KYC (Know Your Customer)
Pflichtidentifikation des Kunden bei Kontoeröffnung — gesetzlich nach Geldwäschegesetz (GwG) §10.
L
M
Mandatsreferenz
Eindeutige Kennung eines SEPA-Lastschriftmandats, vom Zahlungsempfänger vergeben, bis zu 35 Zeichen.
MiCA
Markets in Crypto-Assets Regulation — EU-Verordnung 2023/1114 für Kryptowerte, seit Dezember 2024 vollständig anwendbar.
Modulo 97 (ISO 7064)
Prüfsummenverfahren: eine IBAN ist gültig, wenn der umgeformte Zahlenwert geteilt durch 97 exakt den Rest 1 ergibt.
P
pacs.008 (SWIFT-Interbank-Überweisung)
ISO-20022-XML-Nachricht für grenzüberschreitende Bankenzahlungen — der MX-Nachfolger des klassischen MT103.
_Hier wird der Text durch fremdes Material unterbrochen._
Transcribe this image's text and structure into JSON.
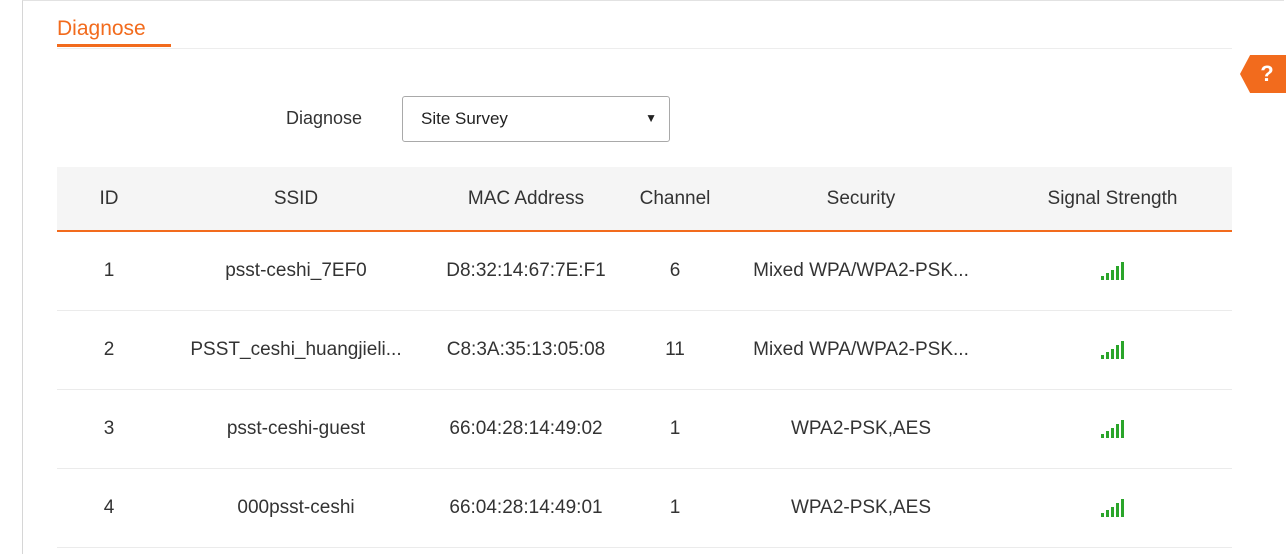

pain.001 (SEPA-Überweisung XML)
XML-Format nach ISO 20022 für SEPA-Überweisungsaufträge — die Standard-Datei, die Firmenkunden über EBICS oder FinTS an ihre Bank senden.
pain.008 (SEPA-Lastschrift XML)
XML-Format nach ISO 20022 für SEPA-Lastschrifteinzüge — das Pendant zu pain.001 auf der Lastschrift-Seite.
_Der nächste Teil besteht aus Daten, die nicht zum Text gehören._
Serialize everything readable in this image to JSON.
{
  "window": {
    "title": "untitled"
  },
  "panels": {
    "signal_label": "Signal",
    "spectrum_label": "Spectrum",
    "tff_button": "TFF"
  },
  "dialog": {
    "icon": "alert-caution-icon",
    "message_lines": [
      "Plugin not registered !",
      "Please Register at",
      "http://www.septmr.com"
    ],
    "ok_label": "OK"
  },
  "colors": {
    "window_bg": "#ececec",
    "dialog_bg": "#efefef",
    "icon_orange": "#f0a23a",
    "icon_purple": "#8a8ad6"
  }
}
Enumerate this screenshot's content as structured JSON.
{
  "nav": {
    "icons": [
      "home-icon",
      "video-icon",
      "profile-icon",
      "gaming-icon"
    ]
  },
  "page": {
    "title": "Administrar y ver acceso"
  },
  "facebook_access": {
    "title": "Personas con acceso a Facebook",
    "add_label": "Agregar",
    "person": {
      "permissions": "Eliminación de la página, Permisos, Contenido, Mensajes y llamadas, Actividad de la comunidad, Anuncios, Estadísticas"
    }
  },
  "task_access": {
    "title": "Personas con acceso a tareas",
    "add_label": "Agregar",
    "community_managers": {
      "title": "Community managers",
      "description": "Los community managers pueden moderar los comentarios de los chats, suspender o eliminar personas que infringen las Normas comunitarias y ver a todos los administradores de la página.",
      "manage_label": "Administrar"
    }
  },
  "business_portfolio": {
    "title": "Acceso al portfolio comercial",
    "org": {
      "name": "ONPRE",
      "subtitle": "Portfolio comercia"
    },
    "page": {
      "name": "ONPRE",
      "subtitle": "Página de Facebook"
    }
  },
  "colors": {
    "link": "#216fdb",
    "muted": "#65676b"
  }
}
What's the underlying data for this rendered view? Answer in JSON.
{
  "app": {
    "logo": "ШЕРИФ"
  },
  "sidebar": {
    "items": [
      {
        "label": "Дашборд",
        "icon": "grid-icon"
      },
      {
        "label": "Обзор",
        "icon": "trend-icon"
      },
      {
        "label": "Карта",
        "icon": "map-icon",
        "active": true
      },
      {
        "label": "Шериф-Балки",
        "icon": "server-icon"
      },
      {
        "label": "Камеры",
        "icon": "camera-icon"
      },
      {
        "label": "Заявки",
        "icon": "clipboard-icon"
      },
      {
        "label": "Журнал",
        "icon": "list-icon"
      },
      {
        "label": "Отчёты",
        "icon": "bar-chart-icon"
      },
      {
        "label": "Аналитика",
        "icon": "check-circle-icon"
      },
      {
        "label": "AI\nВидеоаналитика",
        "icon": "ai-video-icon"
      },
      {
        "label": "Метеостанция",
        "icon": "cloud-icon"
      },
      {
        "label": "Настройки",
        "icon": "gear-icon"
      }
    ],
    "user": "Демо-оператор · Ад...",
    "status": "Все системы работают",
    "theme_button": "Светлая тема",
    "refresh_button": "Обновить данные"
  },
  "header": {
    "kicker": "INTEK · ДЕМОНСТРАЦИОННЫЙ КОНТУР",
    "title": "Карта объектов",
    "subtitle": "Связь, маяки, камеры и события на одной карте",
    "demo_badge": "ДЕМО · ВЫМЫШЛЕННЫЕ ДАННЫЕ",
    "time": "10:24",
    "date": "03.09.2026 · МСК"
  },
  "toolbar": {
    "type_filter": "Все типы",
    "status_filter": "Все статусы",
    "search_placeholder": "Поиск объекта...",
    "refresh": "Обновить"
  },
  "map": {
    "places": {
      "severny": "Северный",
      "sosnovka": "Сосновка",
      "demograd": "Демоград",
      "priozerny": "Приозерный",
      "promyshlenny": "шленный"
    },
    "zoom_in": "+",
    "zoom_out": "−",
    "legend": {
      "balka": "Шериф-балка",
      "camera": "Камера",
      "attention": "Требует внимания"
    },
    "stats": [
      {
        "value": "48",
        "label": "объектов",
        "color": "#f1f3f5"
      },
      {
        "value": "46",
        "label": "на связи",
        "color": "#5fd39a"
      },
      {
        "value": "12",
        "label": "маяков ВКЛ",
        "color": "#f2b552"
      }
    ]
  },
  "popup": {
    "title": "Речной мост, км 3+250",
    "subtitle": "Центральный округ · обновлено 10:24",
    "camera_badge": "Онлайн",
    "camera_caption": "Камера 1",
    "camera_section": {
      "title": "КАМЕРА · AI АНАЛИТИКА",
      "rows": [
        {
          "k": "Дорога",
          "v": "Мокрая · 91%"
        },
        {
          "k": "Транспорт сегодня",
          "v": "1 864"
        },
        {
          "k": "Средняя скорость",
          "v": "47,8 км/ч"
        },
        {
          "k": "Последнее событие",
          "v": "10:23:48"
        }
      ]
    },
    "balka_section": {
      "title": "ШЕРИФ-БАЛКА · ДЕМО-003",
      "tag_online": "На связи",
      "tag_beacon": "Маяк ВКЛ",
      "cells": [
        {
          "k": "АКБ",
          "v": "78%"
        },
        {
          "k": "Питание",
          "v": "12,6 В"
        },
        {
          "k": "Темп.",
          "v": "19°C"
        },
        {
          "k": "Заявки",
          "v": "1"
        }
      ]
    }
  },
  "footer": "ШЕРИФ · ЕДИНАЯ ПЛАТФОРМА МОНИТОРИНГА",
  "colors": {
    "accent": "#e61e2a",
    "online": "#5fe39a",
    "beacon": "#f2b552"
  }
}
PEP (Politically Exposed Person)
Politisch exponierte Person — KYC-Risikokategorie für Personen in öffentlichen Ämtern, mit verstärkter Geldwäsche-Prüfung.
Prüfziffer
Die zweistellige Prüfziffer an Position 3–4 der IBAN wird nach Modulo 97 berechnet und dient der Fehlererkennung.
PSD2
Zweite EU-Zahlungsdiensterichtlinie (Payment Services Directive 2): regulatorisches Fundament von Open Banking, starker Kundenauthentifizierung (SCA) und Drittanbieter-Zugang.
PSD3
Payment Services Directive 3 — die kommende EU-Richtlinie als Nachfolgerin von PSD2, voraussichtlich ab 2026.
R
S
SCA (Starke Kundenauthentifizierung)
Zwei-Faktor-Authentifizierung für elektronische Zahlungen, verpflichtend durch PSD2 seit September 2019.
SEPA
SEPA (Single Euro Payments Area) ist der einheitliche Euro-Zahlungsraum mit 36 teilnehmenden Staaten und standardisierten Verfahren für Überweisungen und Lastschriften.
SEPA Instant (SCT Inst)
SEPA-Echtzeitüberweisung: Euro-Transfers unter 10 Sekunden, 24/7/365, mit Betragsgrenze bis 100.000 € pro Transaktion.
SEPA-Lastschrift (SDD)
SDD (SEPA Direct Debit) ist das einheitliche Lastschriftverfahren: der Zahlungsempfänger zieht auf Basis eines Mandats Beträge vom Konto des Zahlers ein.
SEPA-Lastschrift-Mandat
Schriftliche Einwilligung des Zahlers, dem Zahlungsempfänger Lastschriften zu erlauben — die rechtliche Grundlage jeder SEPA-Lastschrift.
SEPA-Recall
Verfahren zum Rückruf einer bereits ausgeführten SEPA-Überweisung — funktioniert nur mit Zustimmung des Empfängers.
SEPA-Überweisung (SCT)
SCT (SEPA Credit Transfer) ist die klassische Euro-Überweisung: IBAN-basiert, D+1-Gutschrift, seit 2008 etabliert.
SWIFT
Society for Worldwide Interbank Financial Telecommunication: Netzwerk zur Übermittlung von Finanznachrichten zwischen Banken, Betreiber der BIC-Registry.
SWIFT GPI
SWIFT Global Payments Innovation — modernes Tracking- und Beschleunigungssystem für internationale SWIFT-Zahlungen seit 2017.
T
TARGET / T2
Euro-Zahlungssystem des Eurosystems für Großbetragszahlungen in Echtzeit zwischen Zentralbanken und Geschäftsbanken.
TIPS
TARGET Instant Payment Settlement — paneuropäische Echtzeit-Abwicklungsplattform der EZB für SCT Inst.
TPP (Third Party Provider)
PSD2-Drittanbieter: Kontoinformationsdienste (AISP) und Zahlungsauslösungsdienste (PISP), die mit Bankkonten arbeiten.